The tag is what makes it useful

Recording total tokens would tell me the bill. Recording the use_case tag with each call tells me where the bill comes from, which is the part I can act on. Every call site passes a label: event_extraction, weekly_summary, ask_baheej, plain_language, and so on. The meta field carries a little structured context too, the date, the assignment count, the iteration number.

With that one tag, "what is this costing me" becomes a grouped query instead of a guess. I can see that extraction dominates because it processes every note, that the summaries are nearly free because they are cached and rarely regenerate, that the question-agent is spiky because some questions trigger tool calls and some do not. That is the difference between knowing my total and understanding my spend. A total tells me whether to panic. The breakdown tells me where to look first if I do.

The clearest signal sits right in the code, before a single token is spent: the output budget I allow each feature per call. Extraction gets the most room because it has the most to say across a day's notes. The agent gets a little less. The summaries are kept tight, both for cost and because a parent wants short.

OUTPUT BUDGET PER CALL, BY FEATUREextraction2000 tokask agent900 toksummaries800 tok

These are ceilings I set deliberately, not measured usage, and they are the first lever I would reach for if a feature ran hot: a smaller cap is a smaller worst case. Pairing the intended ceiling with the recorded actual is what tells me whether a feature is behaving, or quietly pushing against its limit every time.

Runs need a log too, for a different reason

Token usage answers "what did the model cost." A second table, the run log, answers a question that matters just as much for an unattended job: did it even run, and did it work. Each scheduled fetch writes a row when it starts and updates it when it finishes, with status and timing.

This is not about money. It is about trust in a system I am not watching. The whole premise from Part 1 was that this should not depend on me being sharp at 9:40pm. That promise is only real if the job actually runs every morning, and the only way I know that without babysitting it is that it leaves a trail. When the app shows a quiet day, the run log is how I tell the difference between "genuinely nothing due" and "the fetch failed and you are looking at stale data." Those look identical on the page and could not be more different to a parent, and the distinction lives entirely in whether the morning's run is recorded as having succeeded.

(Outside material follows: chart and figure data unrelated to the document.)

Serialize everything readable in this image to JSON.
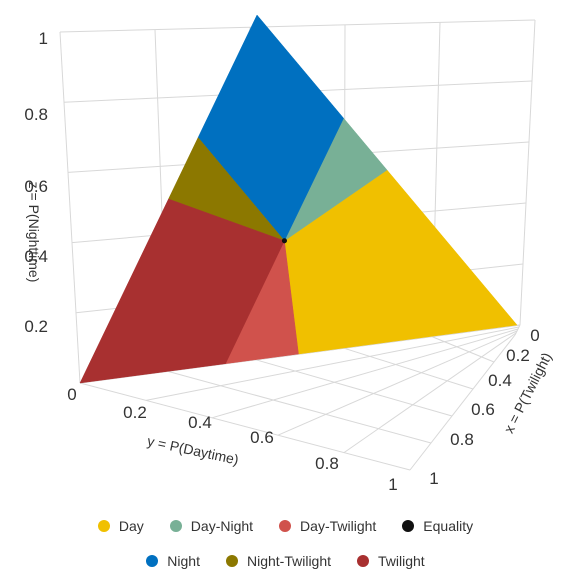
{
  "chart_data": {
    "type": "ternary-3d-surface",
    "axes": {
      "x": {
        "label": "x = P(Twilight)",
        "ticks": [
          "0",
          "0.2",
          "0.4",
          "0.6",
          "0.8",
          "1"
        ],
        "range": [
          0,
          1
        ]
      },
      "y": {
        "label": "y = P(Daytime)",
        "ticks": [
          "0",
          "0.2",
          "0.4",
          "0.6",
          "0.8",
          "1"
        ],
        "range": [
          0,
          1
        ]
      },
      "z": {
        "label": "z = P(Nighttime)",
        "ticks": [
          "0.2",
          "0.4",
          "0.6",
          "0.8",
          "1"
        ],
        "range": [
          0,
          1
        ]
      }
    },
    "grid": true,
    "regions": [
      {
        "name": "Day",
        "color": "#f0c000",
        "vertices": [
          [
            0,
            1,
            0
          ],
          [
            0,
            0.5,
            0.5
          ],
          [
            0.333,
            0.333,
            0.333
          ],
          [
            0.5,
            0.5,
            0
          ]
        ]
      },
      {
        "name": "Day-Night",
        "color": "#78b096",
        "vertices": [
          [
            0,
            0.5,
            0.5
          ],
          [
            0,
            0.333,
            0.667
          ],
          [
            0.333,
            0.333,
            0.333
          ]
        ]
      },
      {
        "name": "Day-Twilight",
        "color": "#d0524c",
        "vertices": [
          [
            0.5,
            0.5,
            0
          ],
          [
            0.333,
            0.333,
            0.333
          ],
          [
            0.667,
            0.333,
            0
          ]
        ]
      },
      {
        "name": "Equality",
        "color": "#111111",
        "vertices": [
          [
            0.333,
            0.333,
            0.333
          ]
        ]
      },
      {
        "name": "Night",
        "color": "#0070c0",
        "vertices": [
          [
            0,
            0,
            1
          ],
          [
            0,
            0.333,
            0.667
          ],
          [
            0.333,
            0.333,
            0.333
          ],
          [
            0.333,
            0,
            0.667
          ]
        ]
      },
      {
        "name": "Night-Twilight",
        "color": "#8c7800",
        "vertices": [
          [
            0.333,
            0,
            0.667
          ],
          [
            0.333,
            0.333,
            0.333
          ],
          [
            0.5,
            0,
            0.5
          ]
        ]
      },
      {
        "name": "Twilight",
        "color": "#a83030",
        "vertices": [
          [
            0.333,
            0.333,
            0.333
          ],
          [
            0.667,
            0.333,
            0
          ],
          [
            1,
            0,
            0
          ],
          [
            0.5,
            0,
            0.5
          ]
        ]
      }
    ],
    "legend": [
      [
        "Day",
        "Day-Night",
        "Day-Twilight",
        "Equality"
      ],
      [
        "Night",
        "Night-Twilight",
        "Twilight"
      ]
    ],
    "legend_placement": "bottom"
  }
}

The admin page is just these two tables, made visible

There is a small admin view, behind a role check, that does nothing clever: it reads the token-usage and run-log tables and shows them. Spend grouped by use case and by day. Recent runs with their status and duration. It is the least sophisticated screen in the project and the one that lets me leave the rest of it alone. I glance at it occasionally, confirm extraction is still the biggest line and nothing new has crept onto the list, see a column of green runs, and close the tab. That glance is the entire return on building the layer, and it is enough.

What the whole series was really about

Six parts, and a pattern runs through all of them that I did not plan and only saw in hindsight. Build for one reader, so you can hard-code what a product would have to generalize. Reach for the dumbest tool that fits the actual size of the problem, the standard-library HTTP client over the headless browser, the substring search over the vector store. Let the model do judgment and let plain code own everything verifiable. Derive your cache keys so staleness cannot happen. And put one meter on the one door, so the thing can run without you and still tell you the truth about itself.

None of these are clever. The school's portal already had all the data; I just gave it a different shape, for one family, and made sure I would notice when it broke. That is the unromantic version of building software for the people you actually know, and after a term of my daughter not forgetting her art supplies, it is the version I would recommend.